Monday Miscellany, 6/26/23

Monday Miscellany, 6/26/23 June 26, 2023

Civil war breaks out in Russia, Muslims step up in the culture wars, and Christianity surges in Iran.

Civil War Breaks Out in Russia

The one Russian force having even a little success in the war in Ukraine is the Wagner Group, the paramilitary organization led by “Putin Chef” Yevgeny Prigozhin.  It consists largely of convicts promised their freedom if they would fight in Ukraine.  Its main battlefield strategy is the cannon fodder tactic, sending waves of convicts against Ukrainian positions, where, though many of them are mowed down, they sometimes overwhelm the opposition.

Ukraine is not the Wagner Group’s first fight.  They have also been deployed in Africa and the Middle East, giving Putin plausible deniability that he has troops there, while using this private army to project Russian power.

But now Prigozhin, who has been long feuding with the Russian military establishment, has turned against Putin’s regime.  Claiming that the Russian military has shelled his men, Prigozhin is staging an insurrection, seizing military bases and marching on Moscow.  Putin has denounced him for treason and has mobilized troops to defend the capital and put down the rebellion:

Read this.  Go here for updates.
UPDATE:  Prigozhin has stopped his march on Moscow, reportedly in a deal orchestrated by Belarus.
UPDATE:  Prigozhnin has gone into exile in Belarus.
UPDATE:  Putin’s “enemies are now circling“: “When a Russian leader has to contain a coup by offering the coup leader a place in exile rather than defeating him directly then you know power is draining from the Kremlin.”

Muslims Step Up in the Culture Wars

Muslims take a hard line against sexual immorality, homosexuality, transgenderism, etc., etc., so it has long been a puzzle why they are so often in league with progressives, who demonize such views when Christians hold them, yet let them pass with their Muslim allies.

But now Muslim parents have been leading the charge against public school systems that are attempting to indoctrinate their children with pornography and propaganda.

Muslims in the West are at the forefront of a social movement that transcends any one faith or ethnicity.
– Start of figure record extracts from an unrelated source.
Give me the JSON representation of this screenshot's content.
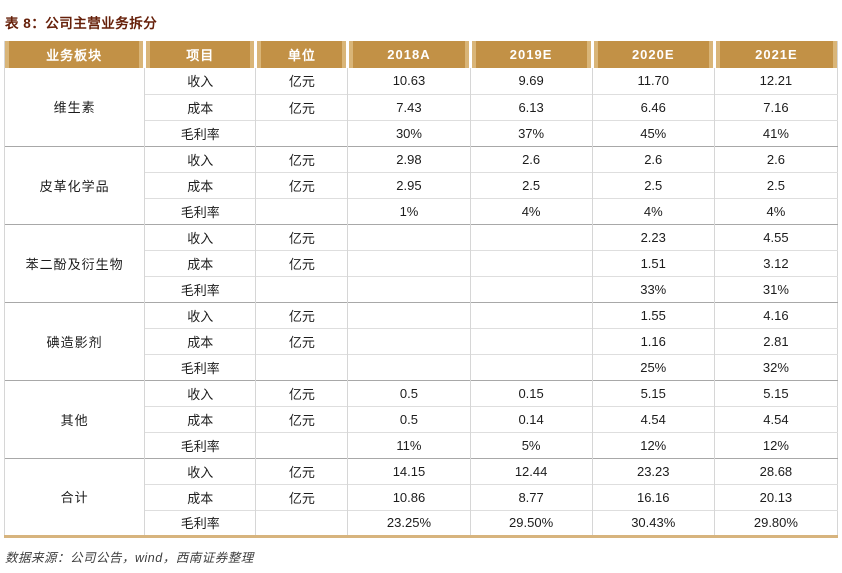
{
  "title": "表 8：公司主营业务拆分",
  "source": "数据来源：公司公告，wind，西南证券整理",
  "colors": {
    "header_bg": "#C29146",
    "header_accent": "#D9B578",
    "title_color": "#66200A",
    "source_color": "#3D3D3D",
    "table_bottom_border": "#D7B47E",
    "grid_light": "#DEDEDE",
    "grid_dark": "#A8A8A8",
    "grid_vertical": "#D6D6D6",
    "text_color": "#1C1C1C"
  },
  "table": {
    "columns": [
      "业务板块",
      "项目",
      "单位",
      "2018A",
      "2019E",
      "2020E",
      "2021E"
    ],
    "groups": [
      {
        "segment": "维生素",
        "rows": [
          {
            "item": "收入",
            "unit": "亿元",
            "values": [
              "10.63",
              "9.69",
              "11.70",
              "12.21"
            ]
          },
          {
            "item": "成本",
            "unit": "亿元",
            "values": [
              "7.43",
              "6.13",
              "6.46",
              "7.16"
            ]
          },
          {
            "item": "毛利率",
            "unit": "",
            "values": [
              "30%",
              "37%",
              "45%",
              "41%"
            ]
          }
        ]
      },
      {
        "segment": "皮革化学品",
        "rows": [
          {
            "item": "收入",
            "unit": "亿元",
            "values": [
              "2.98",
              "2.6",
              "2.6",
              "2.6"
            ]
          },
          {
            "item": "成本",
            "unit": "亿元",
            "values": [
              "2.95",
              "2.5",
              "2.5",
              "2.5"
            ]
          },
          {
            "item": "毛利率",
            "unit": "",
            "values": [
              "1%",
              "4%",
              "4%",
              "4%"
            ]
          }
        ]
      },
      {
        "segment": "苯二酚及衍生物",
        "rows": [
          {
            "item": "收入",
            "unit": "亿元",
            "values": [
              "",
              "",
              "2.23",
              "4.55"
            ]
          },
          {
            "item": "成本",
            "unit": "亿元",
            "values": [
              "",
              "",
              "1.51",
              "3.12"
            ]
          },
          {
            "item": "毛利率",
            "unit": "",
            "values": [
              "",
              "",
              "33%",
              "31%"
            ]
          }
        ]
      },
      {
        "segment": "碘造影剂",
        "rows": [
          {
            "item": "收入",
            "unit": "亿元",
            "values": [
              "",
              "",
              "1.55",
              "4.16"
            ]
          },
          {
            "item": "成本",
            "unit": "亿元",
            "values": [
              "",
              "",
              "1.16",
              "2.81"
            ]
          },
          {
            "item": "毛利率",
            "unit": "",
            "values": [
              "",
              "",
              "25%",
              "32%"
            ]
          }
        ]
      },
      {
        "segment": "其他",
        "rows": [
          {
            "item": "收入",
            "unit": "亿元",
            "values": [
              "0.5",
              "0.15",
              "5.15",
              "5.15"
            ]
          },
          {
            "item": "成本",
            "unit": "亿元",
            "values": [
              "0.5",
              "0.14",
              "4.54",
              "4.54"
            ]
          },
          {
            "item": "毛利率",
            "unit": "",
            "values": [
              "11%",
              "5%",
              "12%",
              "12%"
            ]
          }
        ]
      },
      {
        "segment": "合计",
        "rows": [
          {
            "item": "收入",
            "unit": "亿元",
            "values": [
              "14.15",
              "12.44",
              "23.23",
              "28.68"
            ]
          },
          {
            "item": "成本",
            "unit": "亿元",
            "values": [
              "10.86",
              "8.77",
              "16.16",
              "20.13"
            ]
          },
          {
            "item": "毛利率",
            "unit": "",
            "values": [
              "23.25%",
              "29.50%",
              "30.43%",
              "29.80%"
            ]
          }
        ]
      }
    ]
  }
}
For those following the news, protests led by parents have erupted across the United States and Canada against school boards that wish to teach schoolchildren content about the acceptability of LGBTQ lifestyles.

While parents of all ethnicities and religions are involved, Muslim parents have been playing a central role in all of these cases, both as organisers and protesters, and their highly visible presence is creating waves on social media.

[Keep reading. . .]

Meanwhile, the cultural left feels betrayed.  After all we’ve done for you, you turn against us!  I thought we were intersectional allies!
Actually, Muslims and Christians should be the allies on moral issues such as this.  So should white evangelicals and the Black Church.
Along this line, Hispanic Catholics, though often assumed to be part of the progressive base, came out in force at the protests at Dodger Stadium over the team’s honoring the blasphemous drag act, “The Sisters of Perpetual Indulgence.”
The Left’s identity politics might get torn apart by religious and moral forces, with new alignments taking shape, as the sexual transgressive faction goes way too far.

Christianity Surges (Secretly) in Iran

As Christianity seems in decline in the United States and western Europe, it is growing dramatically in other parts of the world.  Including the Islamic world, even where conversion to Christ can mean persecution, repudiation by one’s family, and even death.

From Lela Gilbert, in The Washington Stand, Good News from Iran: A Million New Christian Believers:

Amazingly, there’s an explosive number of conversions to Christianity taking place in Iran. . . .

A significant survey taken in 2020 by Gamaan, a secular Netherlands-based research group, reported that there are far greater numbers of Christian believers in Iran than ever before — more than a million. In fact, those involved with the “house church” movement in Iran are convinced that there are likely several million Christian believers there.

In my research and interviews, it has become clear that new Christians’ witness to others is mostly shared in quiet conversations, encouraged by low-profile online Bible studies, and affirmed by visions, dreams, and miraculously answered prayers. Due to their risky circumstances, recent Christian converts are enthusiastically communicating about their changed lives with friends and loved ones — but quietly and carefully. However, their discreet but persistent witness accounts for the extraordinary number of new Iranian believers, who meet in small house churches.